Five Point Deliverance, Part 2
On this episode, we’re finishing up a conversation we started last week regarding the Five Point Deliverance. Now last week, as I mentioned, this document was written up in the 1910’s and it was used to try to stem the tide of liberalism in the churches. We looked at the first point last week—the point of inerrancy. And we're going to look at the next four.
So the second point is the virgin birth of Christ. Now this was presented because the liberals were seeing this as a way to question the deity of Christ. They challenged the idea that Jesus was born of a virgin. They said, “Look, as you look across religions, Buddhism speaks of the Buddha having a unique birth. And in Islam Mohammad is spoken of having a unique birth. And so it is with the followers of Christianity. They spoke of Jesus’ birth as unique and special but we should not take this literally and we can't get hung up on it. What the denial of the virgin birth served to do is not only undermine Scripture, but it was also a gateway into denying the deity of Christ. He was seen simply as another human being. Just as a man. Not as historic, orthodox Christianity has it—the God-man who is fully God and fully human in one person. So we have the second point, the virgin birth.
The third point moves from the person of Christ to the work of Christ, and addresses His death. The third point is the substitutionary atonement. Now what the liberals were promoting in place of this is what we call the “example theory.” Now we understand the substitutionary atonement: God is a holy God, we are a sinful people. There’s nothing we can do about it. We are deserving of His wrath and because of our sin we are under God’s wrath. We need a substitute; we need the God-man. In Christ’s humanity He identifies with us the offending party, and in His deity He makes the acceptable sacrifice to satisfy divine justice and divine wrath. And so we must have Christ as our substitute, it is our only hope.
The liberals thought a little differently. They didn’t think we were necessarily sinful people; we were basically good people. And we are simply good people who need to be better and that’s what church does for us. It helps good people become better. And so Jesus’ death is nothing more than an example. It goes something like this: When Jesus died, He did the selfless thing, and in doing the selfless thing He put a smile on God’s face. Well, you’re going to have opportunities this week to be selfless, or are you going to be selfish? Follow the example of Jesus and put a smile on God’s face by being selfless. That’s the example theory. Bound up within the example theory is not just a view of Christ’s death, it’s a view of humanity and sin, and it’s also a view of God. This is a very crucial piece—substitutionary atonement.

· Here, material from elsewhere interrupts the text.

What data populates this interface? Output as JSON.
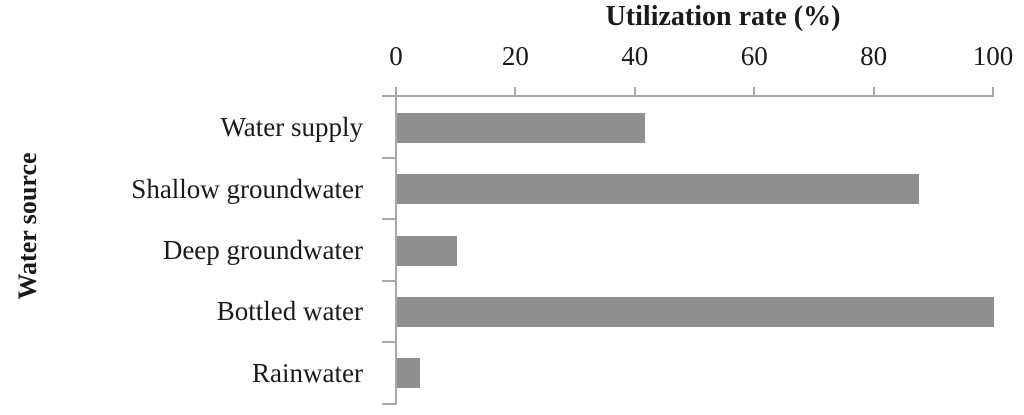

The fourth point is the literal second coming. Now, this was denied because the understanding in its place was that there’s not a literal second coming. That Jesus already did come. He came the first time and as He says in the gospels, “the Kingdom of God is in your midst.” This was coupled with, and this was happening right at the same time as liberalism is happening in the American church, the rise of the social-gospel movement. And what the kingdom of God is, according to liberalism, is social betterment. If we eradicate famine, and we eradicate poverty, and we bring social justice, that’s the kingdom and that’s what we should strive for. There is no future, literal, second coming of Christ. And to counter that, the Five Point Deliverance declares a second coming of Christ, which orthodox Christianity has declared and in fact, there it is in the words of the Apostle’s Creed.
Well, the fifth one is that Christ performed miracles; that miracles happened and that they are true. This was just simply unacceptable to the modern mind. And so the liberal, taking their queue from modernism and the sensibilities of the age, rejected miracles as true recordings.